For \(d = 2\), this implies \(\rho > -1\); but for \(d = 3\), you need \(\rho > - 0.5\); and for \(d\to \infty\), \(\rho >0\).
# dimension
d <- 10
# Correlation matrix
rho0 <- -0.25
RHO <- diag(d) + rho0*(matrix(1, nrow = d, ncol = d) - diag(d))
print(RHO)
## [,1] [,2] [,3] [,4] [,5] [,6] [,7] [,8] [,9] [,10]
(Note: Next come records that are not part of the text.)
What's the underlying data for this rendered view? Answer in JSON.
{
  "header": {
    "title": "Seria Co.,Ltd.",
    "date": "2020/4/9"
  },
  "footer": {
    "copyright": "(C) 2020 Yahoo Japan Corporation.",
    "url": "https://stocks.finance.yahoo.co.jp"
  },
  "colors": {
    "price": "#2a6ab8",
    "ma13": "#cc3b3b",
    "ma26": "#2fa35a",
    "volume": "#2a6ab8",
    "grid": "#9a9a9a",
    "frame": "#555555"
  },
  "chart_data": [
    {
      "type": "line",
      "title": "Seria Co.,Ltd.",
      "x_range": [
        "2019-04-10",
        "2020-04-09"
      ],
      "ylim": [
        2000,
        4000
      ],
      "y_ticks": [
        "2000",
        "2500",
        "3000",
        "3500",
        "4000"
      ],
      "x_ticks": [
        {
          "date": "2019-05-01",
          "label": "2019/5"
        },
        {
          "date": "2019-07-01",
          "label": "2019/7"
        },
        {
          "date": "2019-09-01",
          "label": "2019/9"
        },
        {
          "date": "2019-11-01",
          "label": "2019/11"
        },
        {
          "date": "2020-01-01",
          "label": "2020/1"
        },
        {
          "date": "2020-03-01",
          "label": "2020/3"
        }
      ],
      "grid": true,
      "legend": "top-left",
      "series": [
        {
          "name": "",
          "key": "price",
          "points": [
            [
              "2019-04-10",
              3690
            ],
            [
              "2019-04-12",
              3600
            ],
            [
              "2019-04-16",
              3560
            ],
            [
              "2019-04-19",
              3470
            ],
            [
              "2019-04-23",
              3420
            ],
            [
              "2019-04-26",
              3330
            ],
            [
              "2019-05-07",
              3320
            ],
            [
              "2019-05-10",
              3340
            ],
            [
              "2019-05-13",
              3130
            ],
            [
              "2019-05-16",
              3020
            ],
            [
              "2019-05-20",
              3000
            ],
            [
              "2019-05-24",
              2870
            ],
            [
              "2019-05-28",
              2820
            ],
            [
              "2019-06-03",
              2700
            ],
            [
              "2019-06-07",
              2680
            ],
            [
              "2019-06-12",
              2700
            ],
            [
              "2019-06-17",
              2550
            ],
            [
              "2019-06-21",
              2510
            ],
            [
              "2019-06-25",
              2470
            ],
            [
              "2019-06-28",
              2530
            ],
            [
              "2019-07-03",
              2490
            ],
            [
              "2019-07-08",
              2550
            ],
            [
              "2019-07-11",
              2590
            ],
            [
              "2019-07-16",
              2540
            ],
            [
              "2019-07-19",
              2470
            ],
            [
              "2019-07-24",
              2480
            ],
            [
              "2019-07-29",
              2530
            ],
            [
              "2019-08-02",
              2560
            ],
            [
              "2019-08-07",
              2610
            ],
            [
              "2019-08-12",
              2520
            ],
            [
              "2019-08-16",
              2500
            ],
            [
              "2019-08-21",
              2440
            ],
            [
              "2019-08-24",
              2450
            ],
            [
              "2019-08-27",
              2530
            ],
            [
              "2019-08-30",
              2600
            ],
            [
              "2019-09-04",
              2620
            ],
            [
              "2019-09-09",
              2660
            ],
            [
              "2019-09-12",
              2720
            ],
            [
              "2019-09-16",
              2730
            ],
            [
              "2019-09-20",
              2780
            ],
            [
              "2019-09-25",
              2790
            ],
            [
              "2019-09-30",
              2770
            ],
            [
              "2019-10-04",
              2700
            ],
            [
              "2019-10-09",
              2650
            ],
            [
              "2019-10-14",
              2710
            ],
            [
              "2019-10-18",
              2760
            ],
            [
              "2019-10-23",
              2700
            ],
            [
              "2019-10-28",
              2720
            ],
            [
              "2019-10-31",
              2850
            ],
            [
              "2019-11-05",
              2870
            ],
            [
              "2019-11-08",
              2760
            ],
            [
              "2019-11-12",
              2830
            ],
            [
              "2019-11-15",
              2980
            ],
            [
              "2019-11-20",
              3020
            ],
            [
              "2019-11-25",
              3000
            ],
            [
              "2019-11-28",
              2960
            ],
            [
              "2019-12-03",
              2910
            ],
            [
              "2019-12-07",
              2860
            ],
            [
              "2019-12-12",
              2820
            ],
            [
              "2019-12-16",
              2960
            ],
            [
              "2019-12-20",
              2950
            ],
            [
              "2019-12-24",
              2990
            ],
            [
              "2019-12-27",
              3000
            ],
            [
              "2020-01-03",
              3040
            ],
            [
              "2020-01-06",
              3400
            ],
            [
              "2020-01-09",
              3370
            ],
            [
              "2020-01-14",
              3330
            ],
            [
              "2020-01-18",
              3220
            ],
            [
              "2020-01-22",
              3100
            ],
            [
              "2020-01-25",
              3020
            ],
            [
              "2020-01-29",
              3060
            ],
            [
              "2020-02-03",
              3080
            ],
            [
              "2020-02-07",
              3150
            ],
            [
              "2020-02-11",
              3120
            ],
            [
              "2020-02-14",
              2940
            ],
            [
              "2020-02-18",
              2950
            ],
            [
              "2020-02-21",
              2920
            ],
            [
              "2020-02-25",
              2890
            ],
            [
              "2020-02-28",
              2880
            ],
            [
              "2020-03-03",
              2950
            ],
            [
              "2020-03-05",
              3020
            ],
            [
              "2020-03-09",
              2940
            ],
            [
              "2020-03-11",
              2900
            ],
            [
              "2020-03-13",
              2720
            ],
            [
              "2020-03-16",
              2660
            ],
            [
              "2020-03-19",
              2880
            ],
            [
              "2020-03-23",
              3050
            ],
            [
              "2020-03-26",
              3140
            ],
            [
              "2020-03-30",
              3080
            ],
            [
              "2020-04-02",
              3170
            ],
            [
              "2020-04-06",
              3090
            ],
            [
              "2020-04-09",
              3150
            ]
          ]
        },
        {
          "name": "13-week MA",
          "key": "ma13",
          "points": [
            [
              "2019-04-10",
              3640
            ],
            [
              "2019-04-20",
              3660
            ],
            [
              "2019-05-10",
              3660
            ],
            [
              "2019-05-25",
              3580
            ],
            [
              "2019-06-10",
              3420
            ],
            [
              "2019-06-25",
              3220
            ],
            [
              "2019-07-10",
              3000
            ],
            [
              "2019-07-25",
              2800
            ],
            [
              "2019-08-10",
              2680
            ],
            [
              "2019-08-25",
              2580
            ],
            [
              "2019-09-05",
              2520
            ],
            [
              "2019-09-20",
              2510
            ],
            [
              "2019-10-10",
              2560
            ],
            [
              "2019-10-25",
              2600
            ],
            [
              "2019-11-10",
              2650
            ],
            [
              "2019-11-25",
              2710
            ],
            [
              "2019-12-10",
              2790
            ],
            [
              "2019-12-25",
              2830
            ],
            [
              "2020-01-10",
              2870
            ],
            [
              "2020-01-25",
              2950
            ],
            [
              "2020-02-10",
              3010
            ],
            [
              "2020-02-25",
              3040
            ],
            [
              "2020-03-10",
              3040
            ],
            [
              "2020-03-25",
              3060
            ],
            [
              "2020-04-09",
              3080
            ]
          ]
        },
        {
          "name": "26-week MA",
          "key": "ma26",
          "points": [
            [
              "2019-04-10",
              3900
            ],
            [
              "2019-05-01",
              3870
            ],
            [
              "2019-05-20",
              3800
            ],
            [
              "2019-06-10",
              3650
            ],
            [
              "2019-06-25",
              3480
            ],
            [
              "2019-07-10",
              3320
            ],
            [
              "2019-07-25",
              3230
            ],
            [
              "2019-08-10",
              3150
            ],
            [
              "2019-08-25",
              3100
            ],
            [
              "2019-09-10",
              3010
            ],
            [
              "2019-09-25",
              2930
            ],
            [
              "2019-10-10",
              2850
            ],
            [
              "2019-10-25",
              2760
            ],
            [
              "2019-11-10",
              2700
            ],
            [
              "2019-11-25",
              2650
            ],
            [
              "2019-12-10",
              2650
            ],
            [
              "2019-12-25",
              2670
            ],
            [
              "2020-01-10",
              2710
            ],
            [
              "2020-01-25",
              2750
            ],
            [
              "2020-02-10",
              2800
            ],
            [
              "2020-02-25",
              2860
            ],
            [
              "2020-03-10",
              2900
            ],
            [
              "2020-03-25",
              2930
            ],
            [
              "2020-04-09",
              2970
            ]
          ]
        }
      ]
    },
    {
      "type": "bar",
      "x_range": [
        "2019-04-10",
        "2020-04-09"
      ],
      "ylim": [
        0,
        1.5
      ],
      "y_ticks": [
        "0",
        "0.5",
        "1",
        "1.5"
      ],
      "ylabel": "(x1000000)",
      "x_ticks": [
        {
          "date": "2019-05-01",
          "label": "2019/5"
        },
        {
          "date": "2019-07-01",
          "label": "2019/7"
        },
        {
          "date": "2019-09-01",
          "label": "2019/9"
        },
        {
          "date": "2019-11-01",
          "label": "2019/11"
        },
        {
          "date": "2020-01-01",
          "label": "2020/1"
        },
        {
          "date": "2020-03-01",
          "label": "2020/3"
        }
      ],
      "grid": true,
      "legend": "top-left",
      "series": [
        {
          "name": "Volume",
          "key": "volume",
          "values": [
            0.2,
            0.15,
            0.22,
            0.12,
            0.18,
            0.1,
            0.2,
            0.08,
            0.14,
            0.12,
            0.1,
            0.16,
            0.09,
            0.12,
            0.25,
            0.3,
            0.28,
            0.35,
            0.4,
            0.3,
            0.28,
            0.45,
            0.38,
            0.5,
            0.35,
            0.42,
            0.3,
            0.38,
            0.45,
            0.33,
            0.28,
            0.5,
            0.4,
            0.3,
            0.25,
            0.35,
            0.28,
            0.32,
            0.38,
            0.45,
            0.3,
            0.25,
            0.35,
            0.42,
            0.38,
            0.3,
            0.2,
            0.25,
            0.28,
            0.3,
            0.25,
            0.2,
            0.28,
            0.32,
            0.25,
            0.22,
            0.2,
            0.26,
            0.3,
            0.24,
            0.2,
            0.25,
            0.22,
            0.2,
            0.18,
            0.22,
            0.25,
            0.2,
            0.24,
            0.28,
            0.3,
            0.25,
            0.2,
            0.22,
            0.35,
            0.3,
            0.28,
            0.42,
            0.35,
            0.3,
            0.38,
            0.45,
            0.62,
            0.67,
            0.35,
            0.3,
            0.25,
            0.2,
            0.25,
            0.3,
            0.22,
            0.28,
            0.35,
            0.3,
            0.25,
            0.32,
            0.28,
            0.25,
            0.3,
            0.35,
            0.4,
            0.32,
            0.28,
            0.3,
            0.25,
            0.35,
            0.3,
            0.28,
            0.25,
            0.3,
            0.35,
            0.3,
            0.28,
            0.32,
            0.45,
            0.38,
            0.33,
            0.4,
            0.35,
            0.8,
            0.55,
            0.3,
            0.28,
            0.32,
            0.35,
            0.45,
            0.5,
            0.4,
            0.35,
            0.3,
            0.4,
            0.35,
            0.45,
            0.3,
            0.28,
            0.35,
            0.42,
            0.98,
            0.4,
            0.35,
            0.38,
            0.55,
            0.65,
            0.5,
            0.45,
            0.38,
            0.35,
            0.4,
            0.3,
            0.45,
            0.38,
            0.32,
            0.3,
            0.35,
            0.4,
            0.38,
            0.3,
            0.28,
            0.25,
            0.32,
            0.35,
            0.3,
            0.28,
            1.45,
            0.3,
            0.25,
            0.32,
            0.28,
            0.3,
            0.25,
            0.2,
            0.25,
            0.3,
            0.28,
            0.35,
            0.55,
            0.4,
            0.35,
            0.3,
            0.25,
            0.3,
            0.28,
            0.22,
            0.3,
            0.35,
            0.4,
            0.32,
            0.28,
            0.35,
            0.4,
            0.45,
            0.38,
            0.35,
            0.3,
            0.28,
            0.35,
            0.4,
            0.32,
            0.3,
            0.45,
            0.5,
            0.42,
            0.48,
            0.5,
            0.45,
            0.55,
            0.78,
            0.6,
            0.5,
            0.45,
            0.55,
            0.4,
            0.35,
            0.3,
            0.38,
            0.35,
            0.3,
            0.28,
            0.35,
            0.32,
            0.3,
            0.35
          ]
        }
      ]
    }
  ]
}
## [1,] 1.00 -0.25 -0.25 -0.25 -0.25 -0.25 -0.25 -0.25 -0.25 -0.25
## [2,] -0.25 1.00 -0.25 -0.25 -0.25 -0.25 -0.25 -0.25 -0.25 -0.25
## [3,] -0.25 -0.25 1.00 -0.25 -0.25 -0.25 -0.25 -0.25 -0.25 -0.25
## [4,] -0.25 -0.25 -0.25 1.00 -0.25 -0.25 -0.25 -0.25 -0.25 -0.25
## [5,] -0.25 -0.25 -0.25 -0.25 1.00 -0.25 -0.25 -0.25 -0.25 -0.25
## [6,] -0.25 -0.25 -0.25 -0.25 -0.25 1.00 -0.25 -0.25 -0.25 -0.25
## [7,] -0.25 -0.25 -0.25 -0.25 -0.25 -0.25 1.00 -0.25 -0.25 -0.25
## [8,] -0.25 -0.25 -0.25 -0.25 -0.25 -0.25 -0.25 1.00 -0.25 -0.25
## [9,] -0.25 -0.25 -0.25 -0.25 -0.25 -0.25 -0.25 -0.25 1.00 -0.25
## [10,] -0.25 -0.25 -0.25 -0.25 -0.25 -0.25 -0.25 -0.25 -0.25 1.00
# Determinant is negative!
det(RHO)
## [1] -9.313226
# So, if you try to use this correlation matrix on rmvnorm:
set.seed(123) # seed
X <- rmvnorm(n = n, mean = rep(0, d), sigma = RHO)
## Warning in rmvnorm(n = n, mean = rep(0, d), sigma = RHO): sigma is numerically
## not positive semidefinite
# dimension
d <- 10
# Correlation matrix
rho0 <- -0.1
RHO <- diag(d) + rho0*(matrix(1, nrow = d, ncol = d) - diag(d))
print(RHO)
## [,1] [,2] [,3] [,4] [,5] [,6] [,7] [,8] [,9] [,10]
## [1,] 1.0 -0.1 -0.1 -0.1 -0.1 -0.1 -0.1 -0.1 -0.1 -0.1
## [2,] -0.1 1.0 -0.1 -0.1 -0.1 -0.1 -0.1 -0.1 -0.1 -0.1
## [3,] -0.1 -0.1 1.0 -0.1 -0.1 -0.1 -0.1 -0.1 -0.1 -0.1
## [4,] -0.1 -0.1 -0.1 1.0 -0.1 -0.1 -0.1 -0.1 -0.1 -0.1
## [5,] -0.1 -0.1 -0.1 -0.1 1.0 -0.1 -0.1 -0.1 -0.1 -0.1
## [6,] -0.1 -0.1 -0.1 -0.1 -0.1 1.0 -0.1 -0.1 -0.1 -0.1
## [7,] -0.1 -0.1 -0.1 -0.1 -0.1 -0.1 1.0 -0.1 -0.1 -0.1
## [8,] -0.1 -0.1 -0.1 -0.1 -0.1 -0.1 -0.1 1.0 -0.1 -0.1
## [9,] -0.1 -0.1 -0.1 -0.1 -0.1 -0.1 -0.1 -0.1 1.0 -0.1
## [10,] -0.1 -0.1 -0.1 -0.1 -0.1 -0.1 -0.1 -0.1 -0.1 1.0
# Determinant is positive
det(RHO)
## [1] 0.2357948
Hoffman, Kenneth, and Ray Kunze. n.d. Linear Algebra. 1971. Englewood Cliffs, New Jersey.